As Elizabeth I takes the throne of England, so another monarch ascends the throne in a different court, below London. Thirty years later, Michael Deven, a young gentleman joins Elizabeth’s personal bodyguard also joins Francis Walsingham’s rank of spies and gets enmeshed in a web of intrigue that draws him to the faerie Onyx Court and it’s terrible Queen Invidiana. He and Lady Lune of that court must penetrate the web of deceit, intrigue and danger to the pact that threatens both courts and both Englands.
It took me a long time to warm to this book. For the first few chapters in particular, I had to stop on a fairly regular basis to look up names and references (thank you Wikipedia!) and try and distinguish historical personages from invented ones. That didn’t help my attention, which wavered until nearly half way through the book, when it suddenly started to click, as the various strands of the story started to come together. Deven is a likeable enough character, although he doesn’t really have a huge amount of personality. Much more interesting is the faerie Lady Lune who gets more development and an intriguing mystery to her background.
The story was well weaved into the historical narrative, with the fantastic emerging at major points in Elizabeth’s rule, as the Onyx Court interferes in Elizabethan politics and diplomacy while also mirroring it below the ground.

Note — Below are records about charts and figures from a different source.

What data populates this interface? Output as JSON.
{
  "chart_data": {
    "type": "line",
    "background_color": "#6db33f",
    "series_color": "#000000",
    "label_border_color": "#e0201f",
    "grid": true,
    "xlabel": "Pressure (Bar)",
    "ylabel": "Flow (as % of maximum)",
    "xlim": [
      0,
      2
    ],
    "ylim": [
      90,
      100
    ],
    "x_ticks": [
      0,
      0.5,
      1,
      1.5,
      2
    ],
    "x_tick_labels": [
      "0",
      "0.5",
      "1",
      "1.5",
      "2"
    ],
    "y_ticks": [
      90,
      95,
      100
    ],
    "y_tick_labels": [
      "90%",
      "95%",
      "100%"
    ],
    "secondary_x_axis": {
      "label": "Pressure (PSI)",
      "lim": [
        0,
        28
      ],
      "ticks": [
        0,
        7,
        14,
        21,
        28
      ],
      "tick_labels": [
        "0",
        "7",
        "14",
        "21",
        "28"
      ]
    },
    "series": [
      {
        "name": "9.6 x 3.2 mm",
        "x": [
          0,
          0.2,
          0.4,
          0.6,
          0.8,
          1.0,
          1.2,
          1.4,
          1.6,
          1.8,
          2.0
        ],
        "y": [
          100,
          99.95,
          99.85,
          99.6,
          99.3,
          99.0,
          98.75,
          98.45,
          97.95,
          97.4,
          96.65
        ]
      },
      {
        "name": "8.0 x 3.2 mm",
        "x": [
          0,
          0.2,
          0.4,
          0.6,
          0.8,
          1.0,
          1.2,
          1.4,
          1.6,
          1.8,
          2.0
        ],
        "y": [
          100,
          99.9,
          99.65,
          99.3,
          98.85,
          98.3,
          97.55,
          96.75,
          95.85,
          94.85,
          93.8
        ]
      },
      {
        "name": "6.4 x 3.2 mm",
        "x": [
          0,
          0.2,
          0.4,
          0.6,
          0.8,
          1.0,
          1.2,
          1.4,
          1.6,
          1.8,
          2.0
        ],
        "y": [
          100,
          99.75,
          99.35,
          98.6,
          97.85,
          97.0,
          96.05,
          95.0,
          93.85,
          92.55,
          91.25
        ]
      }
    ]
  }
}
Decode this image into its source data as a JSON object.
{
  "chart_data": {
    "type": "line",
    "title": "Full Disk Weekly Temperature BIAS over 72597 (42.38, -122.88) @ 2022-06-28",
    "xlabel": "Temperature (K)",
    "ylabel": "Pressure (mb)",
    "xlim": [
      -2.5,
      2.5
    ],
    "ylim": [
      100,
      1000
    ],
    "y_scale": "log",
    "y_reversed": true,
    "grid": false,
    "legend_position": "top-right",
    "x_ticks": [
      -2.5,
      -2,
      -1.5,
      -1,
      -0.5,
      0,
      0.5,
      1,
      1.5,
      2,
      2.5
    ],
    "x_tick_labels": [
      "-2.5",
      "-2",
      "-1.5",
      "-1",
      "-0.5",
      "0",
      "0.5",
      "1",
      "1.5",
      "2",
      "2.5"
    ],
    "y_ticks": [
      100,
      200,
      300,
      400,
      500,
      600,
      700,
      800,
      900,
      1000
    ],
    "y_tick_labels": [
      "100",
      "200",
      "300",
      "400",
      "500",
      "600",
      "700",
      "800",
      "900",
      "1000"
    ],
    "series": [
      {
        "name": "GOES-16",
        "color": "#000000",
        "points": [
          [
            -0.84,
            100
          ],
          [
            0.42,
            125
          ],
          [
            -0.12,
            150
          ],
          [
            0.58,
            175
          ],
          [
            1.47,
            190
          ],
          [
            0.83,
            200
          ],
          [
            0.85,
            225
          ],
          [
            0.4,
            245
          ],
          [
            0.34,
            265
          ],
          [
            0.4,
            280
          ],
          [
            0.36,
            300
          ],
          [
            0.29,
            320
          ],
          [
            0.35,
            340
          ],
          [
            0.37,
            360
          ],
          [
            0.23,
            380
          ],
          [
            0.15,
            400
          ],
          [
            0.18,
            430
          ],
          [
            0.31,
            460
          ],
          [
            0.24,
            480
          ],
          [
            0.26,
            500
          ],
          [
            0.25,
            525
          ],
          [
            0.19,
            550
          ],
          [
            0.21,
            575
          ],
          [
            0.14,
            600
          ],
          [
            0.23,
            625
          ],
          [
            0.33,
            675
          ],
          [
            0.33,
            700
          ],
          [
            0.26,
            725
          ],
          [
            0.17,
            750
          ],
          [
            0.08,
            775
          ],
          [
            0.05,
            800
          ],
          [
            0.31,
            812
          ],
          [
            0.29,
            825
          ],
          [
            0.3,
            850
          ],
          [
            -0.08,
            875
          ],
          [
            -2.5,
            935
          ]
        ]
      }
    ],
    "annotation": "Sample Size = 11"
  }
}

I was interested in this following recommendation from a friend and because I adore the Lady Trent books by the same author. However, while I enjoyed it, I’m not that desperate to pick up the next book in the series (unlike the Lady Trent books!). Thankfully, for readers in my situation, the story is entirely self-contained. You might want to find out what happens next to the Onyx Court, but even if you don’t, you’ll certainly not feel short-changed at the end of this one.